Depuis le 15 février 2022, je commande le centre du soutien des opérations et des acheminements (CSOA), qui est responsable aujourd'hui du déploiement et du redéploiement d'environ 25 000 soldats français partout dans le monde – c'est le cœur de notre mission – ainsi que de la coordination du soutien. Ces soldats sont soit en opération, soit parmi les forces prépositionnées, par exemple au Sénégal, en Côte d'Ivoire, au Gabon ou à Djibouti, soit au sein de nos forces de présence dans les DROM-COM. J'ai sous mes ordres environ 180 personnes à Villacoublay, ainsi que des centres de mise en œuvre. L'un est un régiment du train basé à Toulon, spécialisé dans le transbordement maritime – l'interface terre-mer. L'autre, le centre des transports et transits de surface, situé à Montlhéry, emploie une centaine de personnes ; c'est lui qui met en œuvre les trains, avec la SNCF.

Nous disposons, pour remplir notre mission de trois grands types de moyens. Tout d'abord, des moyens patrimoniaux, avec des avions de transport stratégique : Airbus A330 civils et MRTT (multirôle de ravitaillement en vol et de transport) ; des avions de transport tactique : Airbus A400M, qui sont mis à notre disposition par l'armée de l'air et de l'espace ; enfin, des avions de plus petite taille. Nous disposons également d'une flotte de camions appartenant à l'armée de terre, à l'armée de l'air et de l'espace et dans une moindre mesure à la marine.

Nous utilisons aussi des moyens externalisés, avec lesquels nous assurons 80 % de notre mission. Par exemple, nous louons à l'année deux bateaux ; des contrats nous permettent également de louer des places dans des avions ou des bateaux, la voie ferrée en est aussi un élément essentiel.

Enfin, nous pouvons bénéficier de moyens de nos alliés. Pour le redéploiement de nos forces en dehors du Niger, par exemple, des C-17 qataris effectueront une petite dizaine de rotations. De la même façon, lorsque nos forces ont quitté le Mali, nous avons utilisé des moyens émiriens, qataris, américains et canadiens.

Pour nous, la décarbonation des acheminements ne constitue pas la priorité : ce qui l'est, c'est de remplir notre mission. La prise en compte de la décarbonation des acheminements est dans une certaine mesure limitée par les impératifs de réactivité liés nos missions opérationnelles. Lorsqu'il s'est agi d'évacuer les soldats français du Mali, notre objectif a été de le faire en six mois, conformément à ce qu'avait ordonné le Président de la République le 17 février 2022. Nous nous intéressons cependant de plus en plus aux enjeux environnementaux et nous évertuons à privilégier la voie ferrée, qui est un moyen de transport plus vertueux en termes écologiques que l'aérien.
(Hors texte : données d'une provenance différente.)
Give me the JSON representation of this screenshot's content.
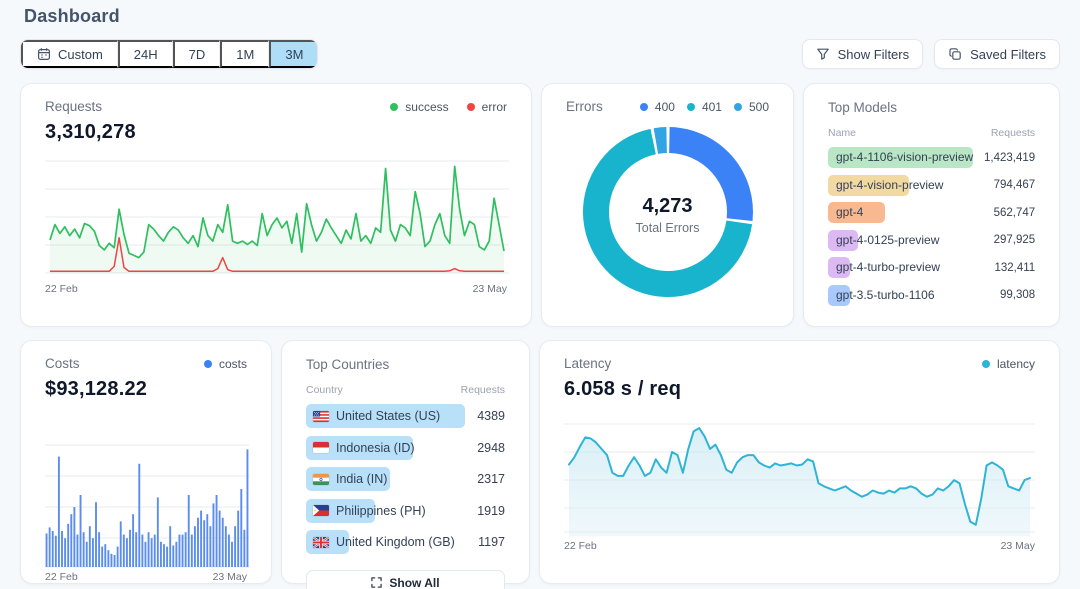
{
  "page": {
    "title": "Dashboard"
  },
  "toolbar": {
    "time_ranges": [
      {
        "label": "Custom",
        "icon": "calendar-icon",
        "selected": false
      },
      {
        "label": "24H",
        "selected": false
      },
      {
        "label": "7D",
        "selected": false
      },
      {
        "label": "1M",
        "selected": false
      },
      {
        "label": "3M",
        "selected": true
      }
    ],
    "show_filters": "Show Filters",
    "saved_filters": "Saved Filters"
  },
  "cards": {
    "requests": {
      "title": "Requests",
      "value": "3,310,278",
      "legend": [
        {
          "label": "success",
          "color": "#2fbf5f"
        },
        {
          "label": "error",
          "color": "#ef4444"
        }
      ],
      "x_start": "22 Feb",
      "x_end": "23 May"
    },
    "errors": {
      "title": "Errors",
      "total": "4,273",
      "total_label": "Total Errors",
      "legend": [
        {
          "label": "400",
          "color": "#3b82f6"
        },
        {
          "label": "401",
          "color": "#18b4cd"
        },
        {
          "label": "500",
          "color": "#33a4e3"
        }
      ]
    },
    "models": {
      "title": "Top Models",
      "col_name": "Name",
      "col_requests": "Requests"
    },
    "costs": {
      "title": "Costs",
      "value": "$93,128.22",
      "legend": [
        {
          "label": "costs",
          "color": "#3b82f6"
        }
      ],
      "x_start": "22 Feb",
      "x_end": "23 May"
    },
    "countries": {
      "title": "Top Countries",
      "col_name": "Country",
      "col_requests": "Requests",
      "show_all": "Show All"
    },
    "latency": {
      "title": "Latency",
      "value": "6.058 s / req",
      "legend": [
        {
          "label": "latency",
          "color": "#2eb4d6"
        }
      ],
      "x_start": "22 Feb",
      "x_end": "23 May"
    }
  },
  "chart_data": [
    {
      "id": "requests",
      "type": "line",
      "title": "Requests",
      "total": "3,310,278",
      "x_range": [
        "22 Feb",
        "23 May"
      ],
      "ylim": [
        0,
        100
      ],
      "grid": true,
      "legend_position": "top-right",
      "series": [
        {
          "name": "success",
          "color": "#2fbf5f",
          "values": [
            30,
            44,
            36,
            42,
            34,
            40,
            32,
            45,
            43,
            38,
            25,
            21,
            27,
            23,
            58,
            35,
            18,
            16,
            14,
            19,
            44,
            40,
            34,
            29,
            37,
            42,
            39,
            32,
            27,
            34,
            24,
            50,
            34,
            29,
            44,
            37,
            62,
            29,
            27,
            29,
            26,
            29,
            25,
            54,
            34,
            44,
            50,
            41,
            47,
            27,
            54,
            19,
            63,
            44,
            29,
            37,
            49,
            41,
            34,
            27,
            39,
            31,
            54,
            29,
            34,
            27,
            41,
            37,
            95,
            39,
            29,
            44,
            41,
            34,
            74,
            54,
            24,
            29,
            44,
            54,
            34,
            27,
            97,
            58,
            34,
            47,
            44,
            24,
            21,
            29,
            68,
            44,
            20
          ]
        },
        {
          "name": "error",
          "color": "#ef4444",
          "values": [
            1.5,
            1.5,
            1.5,
            1.5,
            1.5,
            1.5,
            1.5,
            1.5,
            1.5,
            1.5,
            1.5,
            1.5,
            1.5,
            6,
            32,
            5,
            1.5,
            1.5,
            1.5,
            1.5,
            1.5,
            1.5,
            1.5,
            1.5,
            1.5,
            1.5,
            1.5,
            1.5,
            1.5,
            1.5,
            1.5,
            1.5,
            1.5,
            1.5,
            4,
            14,
            3,
            1.5,
            1.5,
            1.5,
            1.5,
            1.5,
            1.5,
            1.5,
            1.5,
            1.5,
            1.5,
            1.5,
            1.5,
            1.5,
            1.5,
            1.5,
            1.5,
            1.5,
            1.5,
            1.5,
            1.5,
            1.5,
            1.5,
            1.5,
            1.5,
            1.5,
            1.5,
            1.5,
            1.5,
            1.5,
            1.5,
            1.5,
            1.5,
            1.5,
            1.5,
            1.5,
            1.5,
            1.5,
            1.5,
            1.5,
            1.5,
            1.5,
            1.5,
            1.5,
            1.5,
            2,
            4,
            2,
            1.5,
            1.5,
            1.5,
            1.5,
            1.5,
            1.5,
            1.5,
            1.5,
            1.5
          ]
        }
      ]
    },
    {
      "id": "errors",
      "type": "pie",
      "title": "Errors",
      "center_value": "4,273",
      "center_label": "Total Errors",
      "slices": [
        {
          "label": "400",
          "pct": 27,
          "color": "#3b82f6"
        },
        {
          "label": "401",
          "pct": 70,
          "color": "#18b4cd"
        },
        {
          "label": "500",
          "pct": 3,
          "color": "#33a4e3"
        }
      ]
    },
    {
      "id": "top_models",
      "type": "table",
      "title": "Top Models",
      "columns": [
        "Name",
        "Requests"
      ],
      "rows": [
        {
          "name": "gpt-4-1106-vision-preview",
          "requests": "1,423,419",
          "value": 1423419,
          "color": "#b9e6c4"
        },
        {
          "name": "gpt-4-vision-preview",
          "requests": "794,467",
          "value": 794467,
          "color": "#f2d9a1"
        },
        {
          "name": "gpt-4",
          "requests": "562,747",
          "value": 562747,
          "color": "#f9b990"
        },
        {
          "name": "gpt-4-0125-preview",
          "requests": "297,925",
          "value": 297925,
          "color": "#ddb9f3"
        },
        {
          "name": "gpt-4-turbo-preview",
          "requests": "132,411",
          "value": 132411,
          "color": "#ddb9f3"
        },
        {
          "name": "gpt-3.5-turbo-1106",
          "requests": "99,308",
          "value": 99308,
          "color": "#a9c8fb"
        }
      ]
    },
    {
      "id": "costs",
      "type": "bar",
      "title": "Costs",
      "total": "$93,128.22",
      "color": "#5b8def",
      "x_range": [
        "22 Feb",
        "23 May"
      ],
      "ylim": [
        0,
        100
      ],
      "grid": true,
      "values": [
        28,
        33,
        30,
        26,
        92,
        30,
        24,
        36,
        44,
        50,
        27,
        60,
        29,
        21,
        34,
        24,
        54,
        29,
        17,
        19,
        14,
        11,
        10,
        17,
        38,
        27,
        24,
        31,
        44,
        29,
        86,
        27,
        21,
        29,
        24,
        27,
        58,
        21,
        19,
        17,
        34,
        18,
        21,
        27,
        27,
        29,
        60,
        27,
        34,
        41,
        47,
        39,
        44,
        34,
        53,
        60,
        47,
        41,
        34,
        27,
        21,
        34,
        47,
        65,
        31,
        98
      ]
    },
    {
      "id": "top_countries",
      "type": "table",
      "title": "Top Countries",
      "columns": [
        "Country",
        "Requests"
      ],
      "rows": [
        {
          "name": "United States (US)",
          "flag": "us-flag-icon",
          "code": "us",
          "requests": "4389",
          "value": 4389
        },
        {
          "name": "Indonesia (ID)",
          "flag": "id-flag-icon",
          "code": "id",
          "requests": "2948",
          "value": 2948
        },
        {
          "name": "India (IN)",
          "flag": "in-flag-icon",
          "code": "in",
          "requests": "2317",
          "value": 2317
        },
        {
          "name": "Philippines (PH)",
          "flag": "ph-flag-icon",
          "code": "ph",
          "requests": "1919",
          "value": 1919
        },
        {
          "name": "United Kingdom (GB)",
          "flag": "gb-flag-icon",
          "code": "gb",
          "requests": "1197",
          "value": 1197
        }
      ]
    },
    {
      "id": "latency",
      "type": "area",
      "title": "Latency",
      "total": "6.058 s / req",
      "color": "#2eb4d6",
      "x_range": [
        "22 Feb",
        "23 May"
      ],
      "ylim": [
        0,
        100
      ],
      "grid": true,
      "values": [
        63,
        70,
        80,
        89,
        88,
        84,
        78,
        72,
        55,
        52,
        52,
        62,
        70,
        62,
        52,
        55,
        68,
        60,
        55,
        75,
        72,
        55,
        78,
        95,
        98,
        90,
        78,
        82,
        72,
        58,
        55,
        65,
        70,
        72,
        72,
        65,
        62,
        60,
        64,
        62,
        63,
        64,
        62,
        63,
        68,
        66,
        45,
        42,
        40,
        38,
        40,
        42,
        38,
        35,
        32,
        34,
        38,
        36,
        35,
        38,
        36,
        40,
        40,
        42,
        40,
        35,
        32,
        34,
        40,
        38,
        42,
        48,
        45,
        25,
        8,
        5,
        30,
        62,
        65,
        62,
        58,
        42,
        40,
        38,
        48,
        50
      ]
    }
  ]
}
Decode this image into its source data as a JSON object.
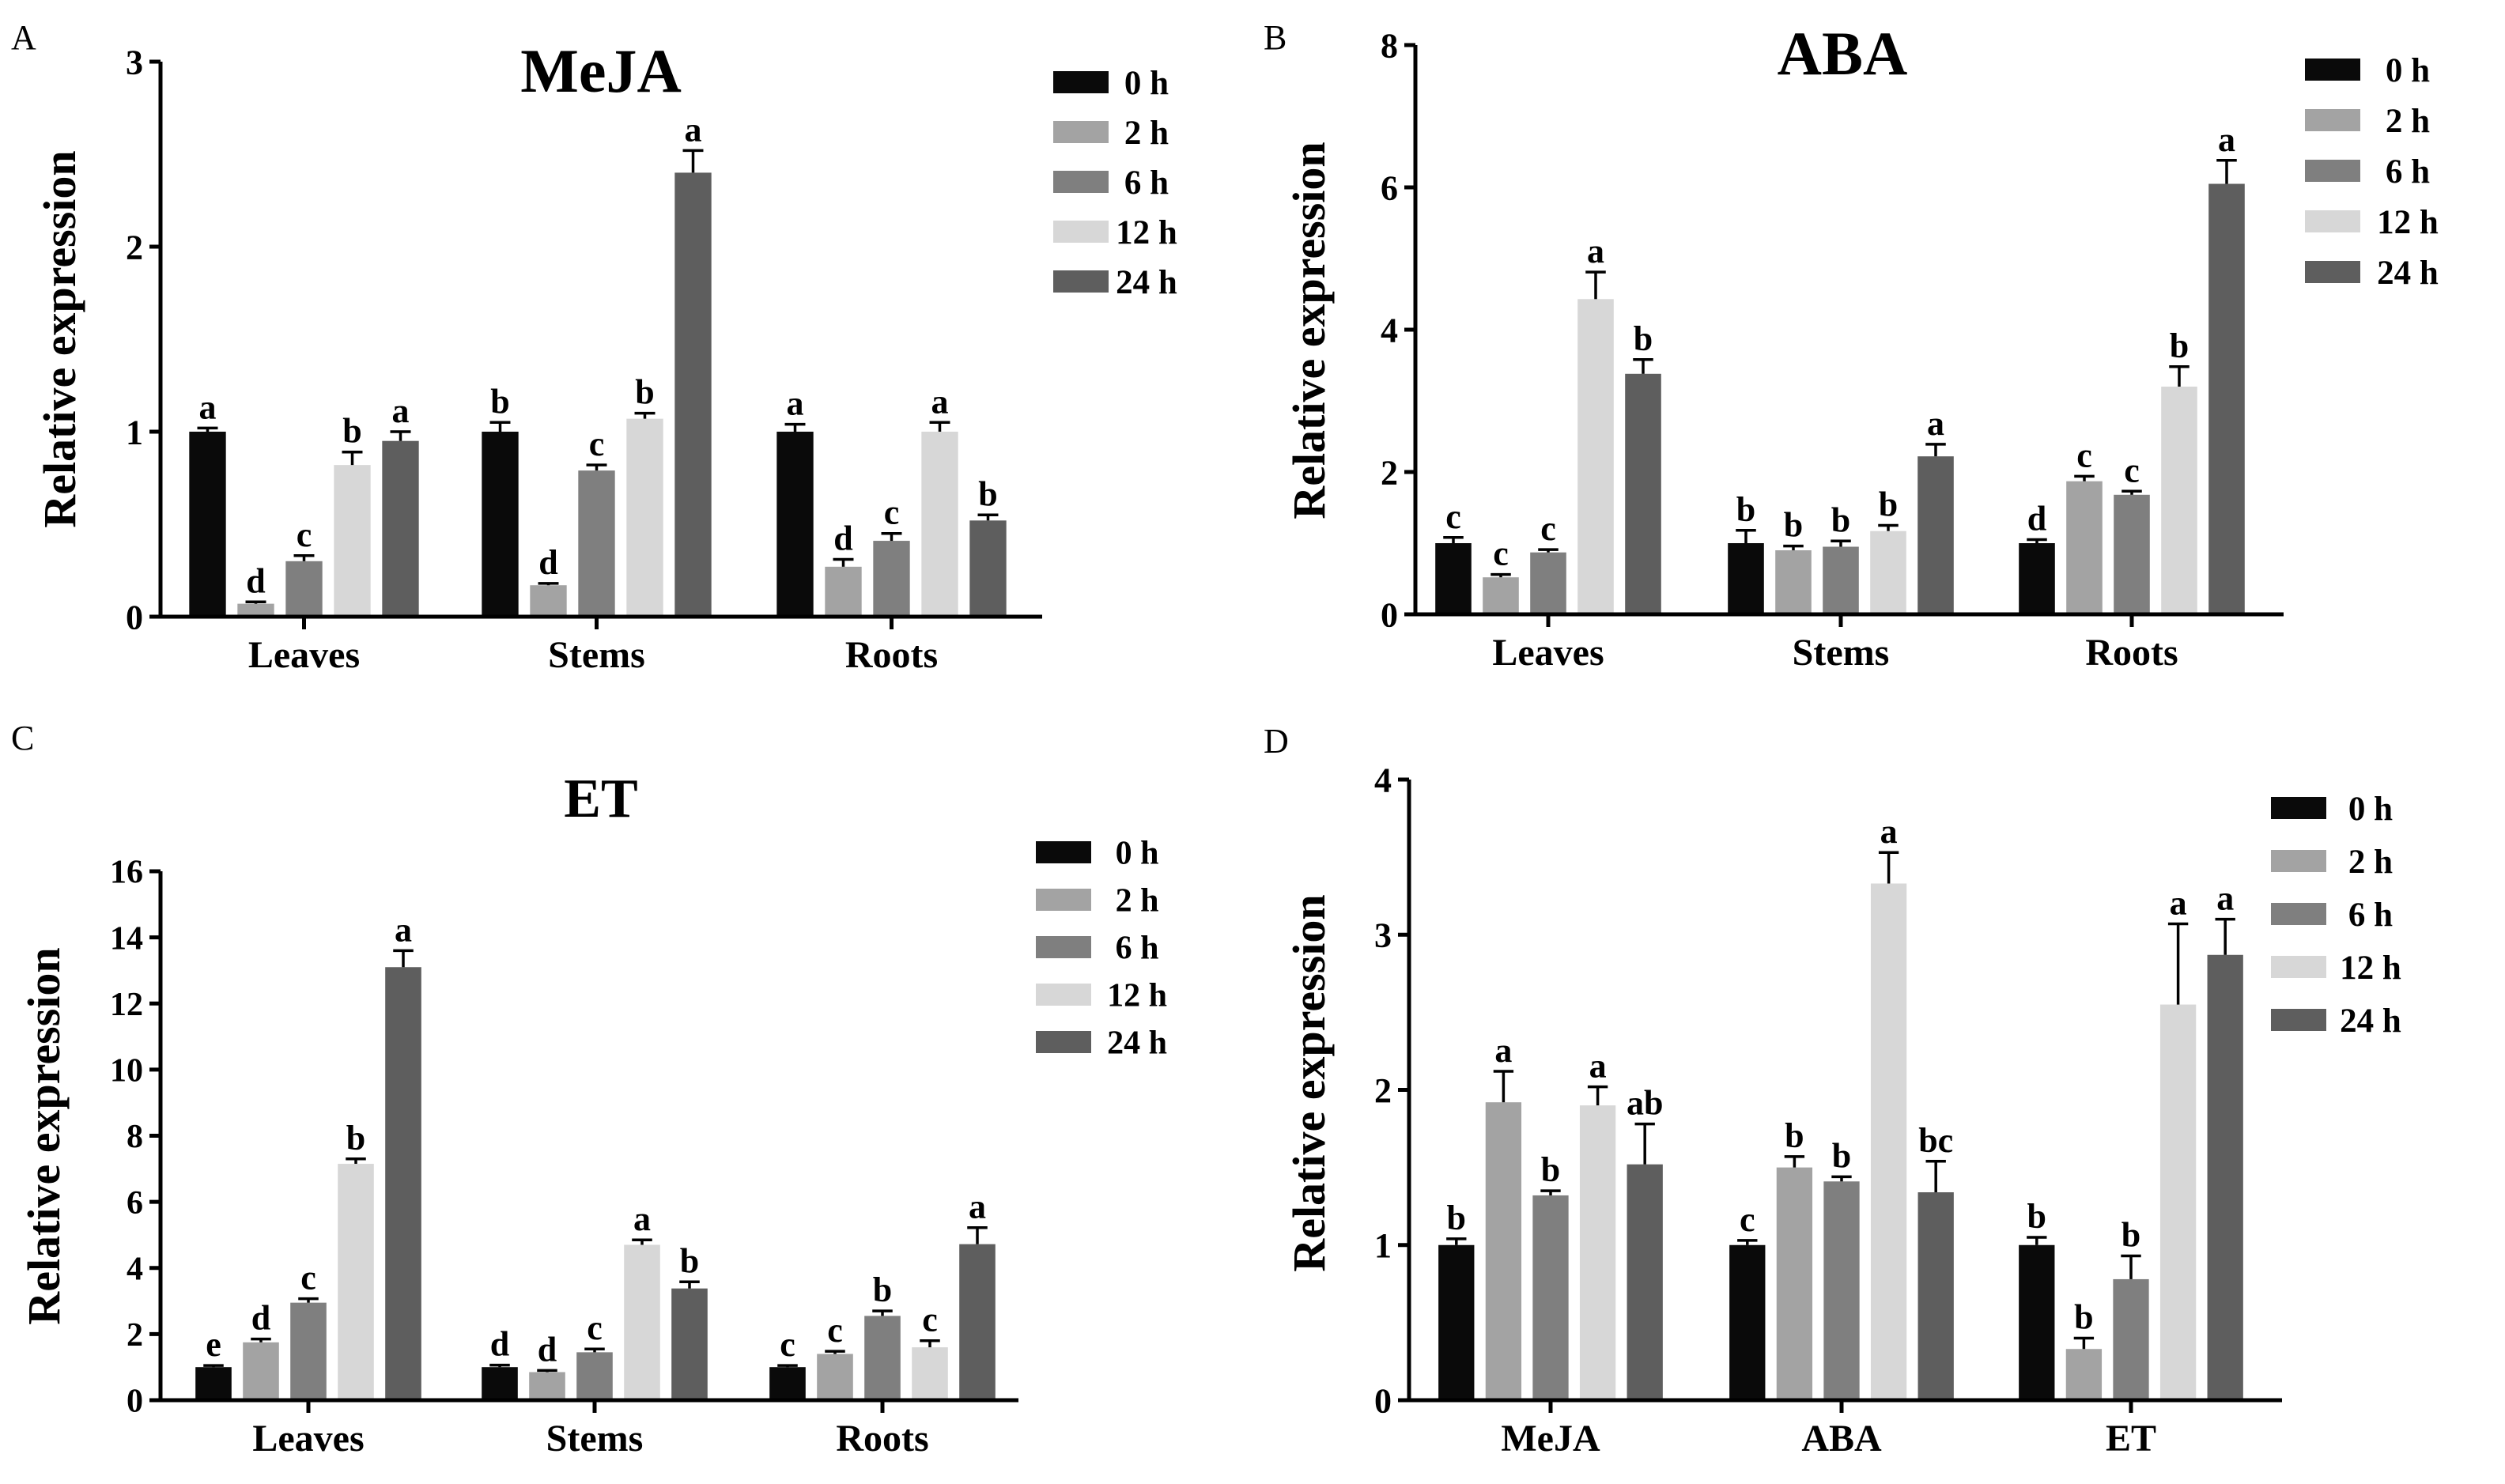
{
  "colors": {
    "0 h": "#0a0a0a",
    "2 h": "#a3a3a3",
    "6 h": "#7f7f7f",
    "12 h": "#d7d7d7",
    "24 h": "#5e5e5e"
  },
  "chart_data": [
    {
      "panel": "A",
      "type": "bar",
      "title": "MeJA",
      "xlabel": "",
      "ylabel": "Relative expression",
      "categories": [
        "Leaves",
        "Stems",
        "Roots"
      ],
      "ylim": [
        0,
        3
      ],
      "yticks": [
        0,
        1,
        2,
        3
      ],
      "legend_position": "top-right",
      "series": [
        {
          "name": "0 h",
          "values": [
            1.0,
            1.0,
            1.0
          ],
          "errors": [
            0.02,
            0.05,
            0.04
          ],
          "letters": [
            "a",
            "b",
            "a"
          ]
        },
        {
          "name": "2 h",
          "values": [
            0.07,
            0.17,
            0.27
          ],
          "errors": [
            0.01,
            0.01,
            0.04
          ],
          "letters": [
            "d",
            "d",
            "d"
          ]
        },
        {
          "name": "6 h",
          "values": [
            0.3,
            0.79,
            0.41
          ],
          "errors": [
            0.03,
            0.03,
            0.04
          ],
          "letters": [
            "c",
            "c",
            "c"
          ]
        },
        {
          "name": "12 h",
          "values": [
            0.82,
            1.07,
            1.0
          ],
          "errors": [
            0.07,
            0.03,
            0.05
          ],
          "letters": [
            "b",
            "b",
            "a"
          ]
        },
        {
          "name": "24 h",
          "values": [
            0.95,
            2.4,
            0.52
          ],
          "errors": [
            0.05,
            0.12,
            0.03
          ],
          "letters": [
            "a",
            "a",
            "b"
          ]
        }
      ]
    },
    {
      "panel": "B",
      "type": "bar",
      "title": "ABA",
      "xlabel": "",
      "ylabel": "Relative expression",
      "categories": [
        "Leaves",
        "Stems",
        "Roots"
      ],
      "ylim": [
        0,
        8
      ],
      "yticks": [
        0,
        2,
        4,
        6,
        8
      ],
      "legend_position": "top-right",
      "series": [
        {
          "name": "0 h",
          "values": [
            1.0,
            1.0,
            1.0
          ],
          "errors": [
            0.08,
            0.18,
            0.05
          ],
          "letters": [
            "c",
            "b",
            "d"
          ]
        },
        {
          "name": "2 h",
          "values": [
            0.52,
            0.9,
            1.87
          ],
          "errors": [
            0.04,
            0.06,
            0.07
          ],
          "letters": [
            "c",
            "b",
            "c"
          ]
        },
        {
          "name": "6 h",
          "values": [
            0.87,
            0.95,
            1.68
          ],
          "errors": [
            0.04,
            0.08,
            0.05
          ],
          "letters": [
            "c",
            "b",
            "c"
          ]
        },
        {
          "name": "12 h",
          "values": [
            4.43,
            1.17,
            3.2
          ],
          "errors": [
            0.38,
            0.08,
            0.28
          ],
          "letters": [
            "a",
            "b",
            "b"
          ]
        },
        {
          "name": "24 h",
          "values": [
            3.38,
            2.22,
            6.05
          ],
          "errors": [
            0.2,
            0.17,
            0.33
          ],
          "letters": [
            "b",
            "a",
            "a"
          ]
        }
      ]
    },
    {
      "panel": "C",
      "type": "bar",
      "title": "ET",
      "xlabel": "",
      "ylabel": "Relative expression",
      "categories": [
        "Leaves",
        "Stems",
        "Roots"
      ],
      "ylim": [
        0,
        16
      ],
      "yticks": [
        0,
        2,
        4,
        6,
        8,
        10,
        12,
        14,
        16
      ],
      "legend_position": "top-right",
      "series": [
        {
          "name": "0 h",
          "values": [
            1.0,
            1.0,
            1.0
          ],
          "errors": [
            0.05,
            0.06,
            0.05
          ],
          "letters": [
            "e",
            "d",
            "c"
          ]
        },
        {
          "name": "2 h",
          "values": [
            1.75,
            0.85,
            1.4
          ],
          "errors": [
            0.1,
            0.05,
            0.08
          ],
          "letters": [
            "d",
            "d",
            "c"
          ]
        },
        {
          "name": "6 h",
          "values": [
            2.95,
            1.45,
            2.55
          ],
          "errors": [
            0.12,
            0.1,
            0.15
          ],
          "letters": [
            "c",
            "c",
            "b"
          ]
        },
        {
          "name": "12 h",
          "values": [
            7.15,
            4.7,
            1.6
          ],
          "errors": [
            0.15,
            0.15,
            0.2
          ],
          "letters": [
            "b",
            "a",
            "c"
          ]
        },
        {
          "name": "24 h",
          "values": [
            13.1,
            3.38,
            4.72
          ],
          "errors": [
            0.5,
            0.2,
            0.5
          ],
          "letters": [
            "a",
            "b",
            "a"
          ]
        }
      ]
    },
    {
      "panel": "D",
      "type": "bar",
      "title": "",
      "xlabel": "",
      "ylabel": "Relative expression",
      "categories": [
        "MeJA",
        "ABA",
        "ET"
      ],
      "ylim": [
        0,
        4
      ],
      "yticks": [
        0,
        1,
        2,
        3,
        4
      ],
      "legend_position": "top-right",
      "series": [
        {
          "name": "0 h",
          "values": [
            1.0,
            1.0,
            1.0
          ],
          "errors": [
            0.04,
            0.03,
            0.05
          ],
          "letters": [
            "b",
            "c",
            "b"
          ]
        },
        {
          "name": "2 h",
          "values": [
            1.92,
            1.5,
            0.33
          ],
          "errors": [
            0.2,
            0.07,
            0.07
          ],
          "letters": [
            "a",
            "b",
            "b"
          ]
        },
        {
          "name": "6 h",
          "values": [
            1.32,
            1.41,
            0.78
          ],
          "errors": [
            0.03,
            0.03,
            0.15
          ],
          "letters": [
            "b",
            "b",
            "b"
          ]
        },
        {
          "name": "12 h",
          "values": [
            1.9,
            3.33,
            2.55
          ],
          "errors": [
            0.12,
            0.2,
            0.52
          ],
          "letters": [
            "a",
            "a",
            "a"
          ]
        },
        {
          "name": "24 h",
          "values": [
            1.52,
            1.34,
            2.87
          ],
          "errors": [
            0.26,
            0.2,
            0.23
          ],
          "letters": [
            "ab",
            "bc",
            "a"
          ]
        }
      ]
    }
  ]
}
S'agissant enfin de l'importance du ferroviaire à l'aune de l'évolution majeure du contexte géopolitique, je suis légèrement en désaccord avec le président Valence : la voie ferrée gagne de nouveau en importance car elle représente un atout majeur à l'heure où les armées françaises se préparent de nouveau, comme lorsque j'étais jeune lieutenant dans les années 1990, à se déployer en force à l'est de l'Europe. Aujourd'hui, 75 % des ressources acheminées vers le flanc est de l'Europe le sont par la voie ferrée. L'importance croissante du transport ferroviaire se mesure au nombre de trains militaires que nous opérons chaque année : alors qu'il s'établissait jusqu'à maintenant à 300 en moyenne – principalement sur le territoire national –, il a quasiment été multiplié par deux et atteindra près de 500 trains fin 2023. Cela est dû principalement aux trains internationaux, les plus difficiles à réaliser. Nous avons ainsi acheminé de très nombreux trains vers la Pologne dans le cadre de cessions de matériel pour l'Ukraine, et nous envoyons presque tous les mois vers la Roumanie des trains de fret qui transportaient initialement du matériel roulant – chars, canons – et convoient aussi aujourd'hui du fret sensible, comme des munitions. Cela se fait en étroite collaboration avec Fret SNCF.